Yongsan has a tragic history. It was used as a logistics base for Mongolian troops when they invaded the Korean Peninsula in the 13th century and also as a base for the troops of the Qing Dynasty and Japan in the turbulent 17th and 19th centuries. But the Pyeongtaek base was built with farsighted goals: allowing the decades-old Korea-U.S. alliance to brace for an unpredictable future of Northeast Asia in the 21st century.
It is the largest U.S. military base built on 3.45 million square meters (853 acres) of land on which a total of 513 buildings are erected. The complex can serve as a multi-purpose base for the Army, Navy and Air Force thanks to its proximity to the U.S. Air Force base in Osan, Gyeonggi, and South Korea’s second fleet in Pyeongtaek harbor.

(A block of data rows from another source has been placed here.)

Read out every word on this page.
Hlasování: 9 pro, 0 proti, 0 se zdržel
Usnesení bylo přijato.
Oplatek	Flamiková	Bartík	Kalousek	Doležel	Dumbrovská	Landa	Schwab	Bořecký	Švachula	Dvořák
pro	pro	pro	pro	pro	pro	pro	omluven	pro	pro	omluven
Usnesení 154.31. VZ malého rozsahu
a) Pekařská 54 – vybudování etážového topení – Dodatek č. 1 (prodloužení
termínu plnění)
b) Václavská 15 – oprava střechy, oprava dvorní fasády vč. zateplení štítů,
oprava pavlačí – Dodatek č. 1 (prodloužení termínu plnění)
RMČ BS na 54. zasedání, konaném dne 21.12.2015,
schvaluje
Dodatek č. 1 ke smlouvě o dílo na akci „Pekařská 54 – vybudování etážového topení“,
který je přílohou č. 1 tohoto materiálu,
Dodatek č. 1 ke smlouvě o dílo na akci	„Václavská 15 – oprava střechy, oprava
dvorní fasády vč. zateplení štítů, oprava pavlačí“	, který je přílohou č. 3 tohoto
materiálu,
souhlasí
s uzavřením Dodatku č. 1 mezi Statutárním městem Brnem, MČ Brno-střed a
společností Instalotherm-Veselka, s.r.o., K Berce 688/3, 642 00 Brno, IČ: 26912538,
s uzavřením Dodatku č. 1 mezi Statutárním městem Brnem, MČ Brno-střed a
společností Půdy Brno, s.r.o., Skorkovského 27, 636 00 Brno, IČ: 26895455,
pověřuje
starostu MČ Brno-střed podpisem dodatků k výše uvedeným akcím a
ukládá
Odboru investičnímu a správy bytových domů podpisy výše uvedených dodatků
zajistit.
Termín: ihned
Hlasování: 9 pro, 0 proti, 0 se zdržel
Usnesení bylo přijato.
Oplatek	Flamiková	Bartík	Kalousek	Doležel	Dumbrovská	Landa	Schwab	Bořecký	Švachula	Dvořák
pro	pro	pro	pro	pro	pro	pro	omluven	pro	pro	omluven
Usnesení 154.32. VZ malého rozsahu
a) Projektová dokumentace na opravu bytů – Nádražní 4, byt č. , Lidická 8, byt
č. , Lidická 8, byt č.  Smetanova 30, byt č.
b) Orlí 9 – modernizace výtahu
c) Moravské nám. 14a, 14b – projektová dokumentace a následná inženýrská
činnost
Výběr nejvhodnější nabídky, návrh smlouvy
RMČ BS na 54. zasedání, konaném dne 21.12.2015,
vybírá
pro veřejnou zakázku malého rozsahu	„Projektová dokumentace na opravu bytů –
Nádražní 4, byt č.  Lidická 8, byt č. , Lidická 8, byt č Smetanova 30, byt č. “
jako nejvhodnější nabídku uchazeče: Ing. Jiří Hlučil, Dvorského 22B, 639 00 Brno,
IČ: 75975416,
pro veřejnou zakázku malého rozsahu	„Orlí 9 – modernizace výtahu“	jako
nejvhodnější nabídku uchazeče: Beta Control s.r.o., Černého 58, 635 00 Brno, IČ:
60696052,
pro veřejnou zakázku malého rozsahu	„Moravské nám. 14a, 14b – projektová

In these respects, the new base can play a strategic role in striking a military and security balance in Northeast Asia for the 21st century. It is expected to serve a critical mission of contributing to a peaceful reunification process on the peninsula and at the same time containing China’s ever-growing influence in the region. We hope the Korea-U.S. alliance advances further thanks to the establishment of the base in Pyeongtaek.
However, public concerns are deepening over the possibility of U.S. forces withdrawing from South Korea in the process of negotiating the denuclearization of North Korea and dismantling the last remaining post-Cold War structure in the peninsula. We also worry about any weakening of the alliance. If our government hastily pushes for the transfer of wartime operational control back to our military, the CFC cannot but be disbanded. Fortunately, U.S. Defense Secretary James Mattis announced on a trip to Seoul on Thursday that Uncle Sam will maintain the current level of U.S. forces in South Korea.
Nevertheless, our government must find effective ways to not weaken the solidity of the Korea-U.S. alliance, as suggested by Mattis’ remarks that there is not even a one-millimeter gap between the alliance. The government should not make the mistake of shaking the combined forces system before North Korea completely scraps its nuclear weapons. We urge the Moon Jae-in administration to not forget that this is not just a military alliance, but also a sharing of values and economic benefits.